WARREN, MI – General Motors Co. engineers continue to tweak the driving dynamics of the new-for-’11 Chevrolet Volt extended-range electric vehicle as production of salable units draws nearer, saying the meticulous process may even stretch beyond shipments to dealers.

“We will continue tweaking after the vehicle is launched,” Doug Parks, vehicle line executive-Chevy Volt, tells Ward’s at a stopover Monday during media test drives of the car. “We want to learn from (owners).”

GM will ship the first units to dealers late next month, suggesting production of those cars likely will begin in a matter of weeks.

The decision to perform calibrations to software controlling items such as steering, throttle and braking so late in the game underscores the complexity of the Volt’s propulsion system.

It also demonstrates the difficulty of delivering a radically different product to consumers in a package they’ll find entirely familiar.

The Volt is capable of traveling between 25 and 50 miles (40-80 km) under battery power. After eclipsing that range, a 1.4L internal-combustion engine runs a generator to provide additional electric power and take the car a total of 350 miles (563 km) before the car’s driver must either plug-in for more juice or fill up with gasoline.

But electric motors driving the Volt’s wheels, for example, provide torque delivery unlike a traditional ICE powertrain. The Volt’s 273 lb.-ft. (368 Nm) of torque arrives almost instantly, and engineers must make sure it comes on in a linear fashion. They work in a window of time measured in milliseconds.

Months of software calibration smoothed out introduction of the ICE when entering range-extended mode. Early in the Volt’s development, the transition arrived like a thunderstorm in August. But today, most drives will realize the change only if they are watching gauges on the instrument panel.

Parks says even with as many miles as GM engineers have put on the Volt driving it under all weather conditions, altitudes and terrain, calibration probably won’t be perfect until the auto maker gets feedback from everyday consumers.

Earlier this month GM enlisted 15 people, comprising EV experts and enthusiasts and celebrities, to serve as a customer advisory board to help with validation. The group will test the Volt as part of their daily routines over a 3-month period. In addition to driving dynamics, the group will report back their experiences charging the car.

Vehicles sold without the newest calibrations could receive a “software flash” during a regular service.

Parks says suppliers also continue to ramp up production. That means more “real parts” will arrive at the Volt’s Detroit-Hamtramck, MI, assembly plant, instead of the “hand-made” ones the plant has been receiving. As such, the likelihood of imperfection rises, so the manufacturing team is continuing to learn how to spot a potential problem part.

The team also is continuing to “tune” the Volt’s body panels, as it strives for optimal fit and finish.

Park also reports GM still is working with the Environmental Protection Agency on a label for the Volt.
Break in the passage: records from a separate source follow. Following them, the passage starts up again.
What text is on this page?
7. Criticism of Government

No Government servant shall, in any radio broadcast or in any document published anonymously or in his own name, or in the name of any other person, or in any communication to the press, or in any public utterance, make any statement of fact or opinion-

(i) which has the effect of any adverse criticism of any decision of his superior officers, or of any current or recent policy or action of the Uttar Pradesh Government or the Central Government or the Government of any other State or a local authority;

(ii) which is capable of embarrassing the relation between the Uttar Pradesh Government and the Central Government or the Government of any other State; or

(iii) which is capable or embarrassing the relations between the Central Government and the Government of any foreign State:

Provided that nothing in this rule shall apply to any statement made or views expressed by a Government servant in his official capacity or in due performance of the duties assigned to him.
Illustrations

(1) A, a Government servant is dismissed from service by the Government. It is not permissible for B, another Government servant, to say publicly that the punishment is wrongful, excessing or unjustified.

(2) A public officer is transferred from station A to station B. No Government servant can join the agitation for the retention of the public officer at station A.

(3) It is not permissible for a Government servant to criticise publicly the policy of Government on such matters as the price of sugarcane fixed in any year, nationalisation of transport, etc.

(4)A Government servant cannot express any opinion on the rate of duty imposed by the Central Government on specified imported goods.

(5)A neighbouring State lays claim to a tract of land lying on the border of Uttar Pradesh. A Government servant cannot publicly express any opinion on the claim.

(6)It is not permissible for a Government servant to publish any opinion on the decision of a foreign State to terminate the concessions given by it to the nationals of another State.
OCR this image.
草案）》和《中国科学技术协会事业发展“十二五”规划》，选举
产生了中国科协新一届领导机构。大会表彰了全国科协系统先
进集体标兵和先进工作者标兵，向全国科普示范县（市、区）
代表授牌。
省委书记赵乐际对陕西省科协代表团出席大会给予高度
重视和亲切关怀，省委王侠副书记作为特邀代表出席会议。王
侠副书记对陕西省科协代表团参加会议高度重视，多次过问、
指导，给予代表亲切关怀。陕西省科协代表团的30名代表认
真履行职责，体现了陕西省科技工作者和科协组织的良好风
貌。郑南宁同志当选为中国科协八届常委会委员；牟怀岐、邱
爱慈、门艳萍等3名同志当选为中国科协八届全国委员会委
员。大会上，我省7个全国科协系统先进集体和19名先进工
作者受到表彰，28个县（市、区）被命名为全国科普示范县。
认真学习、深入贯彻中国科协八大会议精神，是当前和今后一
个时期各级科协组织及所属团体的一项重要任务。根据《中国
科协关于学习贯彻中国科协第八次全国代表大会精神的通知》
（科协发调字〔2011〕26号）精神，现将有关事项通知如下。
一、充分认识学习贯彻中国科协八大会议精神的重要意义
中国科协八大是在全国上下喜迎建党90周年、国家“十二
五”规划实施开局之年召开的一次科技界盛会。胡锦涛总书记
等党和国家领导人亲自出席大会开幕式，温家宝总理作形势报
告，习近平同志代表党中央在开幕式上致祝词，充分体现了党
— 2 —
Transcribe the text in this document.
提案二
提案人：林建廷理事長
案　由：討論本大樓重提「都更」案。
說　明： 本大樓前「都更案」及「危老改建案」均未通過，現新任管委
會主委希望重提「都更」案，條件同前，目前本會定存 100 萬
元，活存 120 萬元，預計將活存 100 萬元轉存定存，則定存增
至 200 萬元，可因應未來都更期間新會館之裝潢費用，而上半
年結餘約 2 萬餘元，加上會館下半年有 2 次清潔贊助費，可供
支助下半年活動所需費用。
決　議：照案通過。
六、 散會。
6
He expects a single number between 25 and 50 miles on the sticker to indicate the Volt’s range under battery power and a number stating combined-cycle miles-per-gallon in the “middle to upper 30s.”

The sticker also could contain a miles-per-gallon equivalent number, and discussions continue over including carbon-dioxide emissions.

Parks expects a final sticker within two to three weeks and says it will reflect the new design of the labels coming for all cars next year.

Crashworthiness is another important element of the vehicle label. Park says even if the Volt does not rate an overall 5-star rating from the National Highway Traffic Safety Admin., he considers it a lock for a 4-star designation.

NHTSA revamped its crash-testing procedures for the ’11 model year and only two of 35 models tested so far have earned a 5-star rating.

Still, Parks admits, five stars on the sticker could help allay any trepidation consumers might have about buying an EV.

Interestingly, one safety modification to the Volt includes a narrow break in the middle of its massive battery pack to help disperse crash energy in a side-impact collision. The battery pack also has a switch accessible to emergency responders to cut power after a crash.

But where the Chevy Cruze platform mate receives 10 airbags, the Volt features eight. Since the EV carries four passengers instead of the Cruze’s five, Park says rear passenger seating moves farther inboard and makes rear-door airbags unnecessary.